Pengamat: Multaqo Ulama Tidak Lepas Dari Ijtima’ Ulama III

Direktur Eksekutif Indonesia Political Review (IPR), Ujang Komarudin (dok. MONITOR)

MONITOR, Jakarta – Pengamat Politik Ujang Komaruddin menilai rekomendasi Multaqo ulama dapat mencegah bangsa Indonesia dari perpecahan.

Rekomendasi yang dikeluarkan dalam multaqo dapat mendinginkan situasi politik.

“(Rekomendasi Multaqo) Sangat rasional dan sangat wajar, istimewa, sudah sangat jelas rekam jejaknya,” kata Ujang Komaruddin kepada wartawan, Minggu (5/5).

Menurut dia, rekomendasi yang dikeluarkan dalam Multaqo merupakan rekomendasi umum dan tidak berbenturan dengan rekomendasi yang dikeluarkan oleh sejumlah ulama lain dalam Ijtimak Ulama III.

“Kalau Multaqo rekomendasinya umum, itu kan respon dari ijtimak ulama, itu ya harus umum kalau menabrak atau berhadap-hadapan dengan ijtimak ulama ini berbahaya oleh karena itu rekomendasinya umum misalnya menjaga persatuan, solidaritas, persaudaraan itu lebih penting,” sebut dia.

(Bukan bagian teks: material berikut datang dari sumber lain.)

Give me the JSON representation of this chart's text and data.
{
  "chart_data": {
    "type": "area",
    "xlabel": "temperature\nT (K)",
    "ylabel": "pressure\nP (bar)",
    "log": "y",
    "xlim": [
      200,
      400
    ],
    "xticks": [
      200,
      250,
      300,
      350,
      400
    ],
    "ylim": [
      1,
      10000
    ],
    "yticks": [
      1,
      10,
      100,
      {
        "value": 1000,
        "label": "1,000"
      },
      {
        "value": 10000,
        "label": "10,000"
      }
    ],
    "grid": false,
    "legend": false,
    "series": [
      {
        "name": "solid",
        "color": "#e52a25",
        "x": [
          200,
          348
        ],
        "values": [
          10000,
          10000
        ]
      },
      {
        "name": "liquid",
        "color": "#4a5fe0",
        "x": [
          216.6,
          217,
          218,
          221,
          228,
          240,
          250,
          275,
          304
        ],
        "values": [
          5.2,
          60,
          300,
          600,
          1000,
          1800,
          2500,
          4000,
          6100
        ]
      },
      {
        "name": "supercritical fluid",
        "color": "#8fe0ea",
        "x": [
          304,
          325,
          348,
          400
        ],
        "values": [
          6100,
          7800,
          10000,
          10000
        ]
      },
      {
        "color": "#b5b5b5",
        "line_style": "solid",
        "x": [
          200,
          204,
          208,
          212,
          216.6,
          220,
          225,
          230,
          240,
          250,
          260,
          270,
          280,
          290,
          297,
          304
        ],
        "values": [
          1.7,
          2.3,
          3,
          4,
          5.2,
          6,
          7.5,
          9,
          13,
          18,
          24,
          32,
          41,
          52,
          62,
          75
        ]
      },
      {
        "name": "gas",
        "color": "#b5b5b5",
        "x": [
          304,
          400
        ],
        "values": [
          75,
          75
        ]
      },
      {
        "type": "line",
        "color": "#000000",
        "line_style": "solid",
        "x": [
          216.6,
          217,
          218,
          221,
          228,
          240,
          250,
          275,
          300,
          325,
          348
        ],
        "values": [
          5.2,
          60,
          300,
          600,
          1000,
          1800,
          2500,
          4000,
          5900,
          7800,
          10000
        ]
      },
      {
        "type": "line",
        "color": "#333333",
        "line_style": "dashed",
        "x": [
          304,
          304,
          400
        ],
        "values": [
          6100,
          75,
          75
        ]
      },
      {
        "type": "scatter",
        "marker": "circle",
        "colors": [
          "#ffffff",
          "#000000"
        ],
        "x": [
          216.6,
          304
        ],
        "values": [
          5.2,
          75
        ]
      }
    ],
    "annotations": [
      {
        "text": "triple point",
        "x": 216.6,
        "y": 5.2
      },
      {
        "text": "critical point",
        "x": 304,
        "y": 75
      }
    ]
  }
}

Dikatakan Ujang, selama ini rekomendasi ijtima’ ulama itu ditafsirkan sejumlah masyarakat sarat dengan kepentingan politik dan dinilai oleh sebagian masyarakat dapat memecah belah.

Seandainya yang menang adalah kubu 01, sambung dia, lalu ada rekomendasi ijtima’ ulama yang dikeluarkan yakni mendiskualifikasi, hal itu akan memicu kegaduhan dan berbahaya.

Potensi perpecahan itulah, menurut Ujang kemudian direspons oleh ulama yang berkumpul dalam Multaqo.

“Saya mengatakan tidak ada asap kalau tidak ada api kan. Jadi kita harus objektif dan terbuka saja menilai ini dan masyarakat Indonesia juga tahu bahwa Multaqo itu adalah respon dari rekomendasi ijtimak ulama,” ucap Ujang.

Ia menambahkan, hal yang terpenting dalam menyikapi Pemilu 2019 adalah menjaga persatuan bangsa.

“Masyarakat sudah cerdas ya. justru kita fokus saja ini Ramadhan pengumuman itu kan dilaksanakan pada bulan Ramadhan 22 Mei. artinya kita Hablum Minallah menjalankan ibadah puasa lalu Hablum minannas yakni berhubungan baik dengan sesama manusia, jadi harus baik juga 01 harus baik ke 02,” pungkas Ujang.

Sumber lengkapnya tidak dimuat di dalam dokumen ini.